[Beyond PlayStation] Slay The Spire Review
Slay the Spire from Mega Crit and Humble Bundle is a dungeon crawler that mixes in deck building mechanics for an interesting roguelike experience. Learn more in our Slay the Spire review!
Slay the Spire offers three gameplay. You have Standard which is the main mode in which you’ll embark on a quest to, well, Slay the Spire. Your only option at the start will be to play as The Ironclad, the last soldier of the Ironclads who has sold his soul to be able to harness demonic energy. He has 80 hit points, 99 gold, and a skill called Burning blood which heals six hit points at the end of a battle. Once you finish a single run, you will unlock a second character to use, and after completing a run with that character, you can unlock the third one.
There’s also the Daily Climb which allows you to compete against other players to try and get the highest score. As the name suggests, each day you’ll be able to take on a different challenge, which helps to keep the game feeling fresh since you can dive back into it for a bit, take on the Daily Climb, and once done you can carry on and go back to doing a new run in Standard mode, or just go play a different game so that you can do a new Daily Climb in the morning. There is also the option for a Custom mode in which you can customize your experience.
Once you start a new run, you will advance through the game’s areas by selecting your starting room. Each room has an image that will let you know what you’re about to face. You might get to battle an enemy, an elite enemy, get a chance to rest to heal your hit points or smith to upgrade a card in your deck, find valuable treasure, meet a merchant with whom you can do business, an event room in which you’ll get to make a decision that might give you a reward while also introducing a weakness for your character, or enter a room that is marked as unknown, which means that you could end up finding any of the above when you enter. Knowing what type of room you’re about to enter is certainly very important, so you’ll need to pick your starting room wisely and plan accordingly.
As for the gameplay of Slay the Spire, as I mentioned before, this is a dungeon crawler roguelike that mixes in deck building mechanics. When in battle, your objective is simple: defeat your enemies! To do this, you will need to play cards from your deck, and this will require you to use some energy. Your turn will need to end once you’ve run out of energy, and it will be your enemies’ turn to attack. Once your new turn starts again, you will be dealt new cards, and your energy will be replenished – which is shown by the small circle on the lower left part of the screen that will show your total energy count and your current energy count – so that you can repeat the cycle until either one dies.
You can’t just go all out and attack enemies over and over since that is the best way to get yourself killed. You should also play some defensive cards to gain block points, which you can use to reduce some of the damage enemies try to deal to you. To do this right, you’ll need to pay attention to your enemy’s intent, shown by a small icon over their head. If you see a sword, then that means the enemy is intent on attacking you, so it would be wise to stock up on some block points to defend yourself.
Win a battle, and you will gain some valuable loot as a reward for your efforts.
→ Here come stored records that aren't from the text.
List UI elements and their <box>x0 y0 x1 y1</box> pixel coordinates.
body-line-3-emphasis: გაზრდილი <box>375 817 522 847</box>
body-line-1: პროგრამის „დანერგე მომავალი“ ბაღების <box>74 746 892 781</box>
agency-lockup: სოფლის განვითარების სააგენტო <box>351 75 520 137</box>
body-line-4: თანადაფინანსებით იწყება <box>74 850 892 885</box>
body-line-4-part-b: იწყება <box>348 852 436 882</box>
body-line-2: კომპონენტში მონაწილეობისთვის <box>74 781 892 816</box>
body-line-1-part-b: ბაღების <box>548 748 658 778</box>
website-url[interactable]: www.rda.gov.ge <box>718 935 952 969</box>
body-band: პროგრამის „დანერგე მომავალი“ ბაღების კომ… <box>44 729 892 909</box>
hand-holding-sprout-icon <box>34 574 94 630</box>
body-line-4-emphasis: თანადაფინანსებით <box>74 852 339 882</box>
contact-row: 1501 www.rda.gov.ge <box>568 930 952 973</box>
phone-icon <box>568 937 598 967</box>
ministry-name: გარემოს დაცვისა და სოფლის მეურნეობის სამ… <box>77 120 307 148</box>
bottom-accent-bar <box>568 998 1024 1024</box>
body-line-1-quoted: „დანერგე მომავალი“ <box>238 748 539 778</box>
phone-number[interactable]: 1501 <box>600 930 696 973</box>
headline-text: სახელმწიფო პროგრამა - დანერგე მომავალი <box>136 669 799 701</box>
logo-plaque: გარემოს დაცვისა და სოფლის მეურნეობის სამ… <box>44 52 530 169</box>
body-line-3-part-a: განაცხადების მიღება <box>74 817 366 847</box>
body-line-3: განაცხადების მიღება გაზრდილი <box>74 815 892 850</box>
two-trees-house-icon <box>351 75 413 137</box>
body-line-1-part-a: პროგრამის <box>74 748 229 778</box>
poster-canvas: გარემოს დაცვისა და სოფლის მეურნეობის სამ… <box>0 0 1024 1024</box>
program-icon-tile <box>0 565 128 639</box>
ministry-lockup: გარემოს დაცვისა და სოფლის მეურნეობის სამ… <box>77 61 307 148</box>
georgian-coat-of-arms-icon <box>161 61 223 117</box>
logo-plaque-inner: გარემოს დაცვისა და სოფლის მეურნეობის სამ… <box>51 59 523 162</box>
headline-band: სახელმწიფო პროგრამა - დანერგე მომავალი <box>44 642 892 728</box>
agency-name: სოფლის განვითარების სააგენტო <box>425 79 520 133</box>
This can include some gold for your bag, items such as fruit juice to heal some of your wounds, relics that offer bonuses that will accompany you for the rest of your run – as is the case of an ancient tea set that will allows you to improve at a Rest Site -, or you might get the chance to select a new card to add to your deck. The more powerful the enemy or enemies you defeat, the better the loot you will get after the battle.
Let’s talk a bit about the merchant. Once you reach a merchant room, you’ll be able to put your gold to good use to purchase either new cards for your deck, pay to have a card removed from your deck, or purchase an item to aid you on your quest. The items include things such as thread and needle which allows you to start a battle with a four Plated Armor, Ice Cream which allows you to conserve energy between turns, or a potion that gives you the chance to draw three cards, to name some examples.
When you die – yes, not if but when -, you will be given a score based on the number of floors you managed to climb, the enemies you defeated, the elite enemies you’ve killed, and the bosses you’ve killed. That score will be added to your tally, and once you get enough points, you will be rewarded with more cards that will be unlocked for subsequent runs, changing how you approach the game’s challenges.
Slay the Spire is an easy to understand but hard to master release. Since it’s at its core a dungeon crawler, you can expect a good challenge when you dive into this one. Add in the roguelike elements and the deck building gameplay mechanics as the foundation for combat, and you have a solid combination that makes this a must-have Nintendo Switch release.
This Slay the Spire review is based on a Nintendo Switch copy provided by Humble Bundle.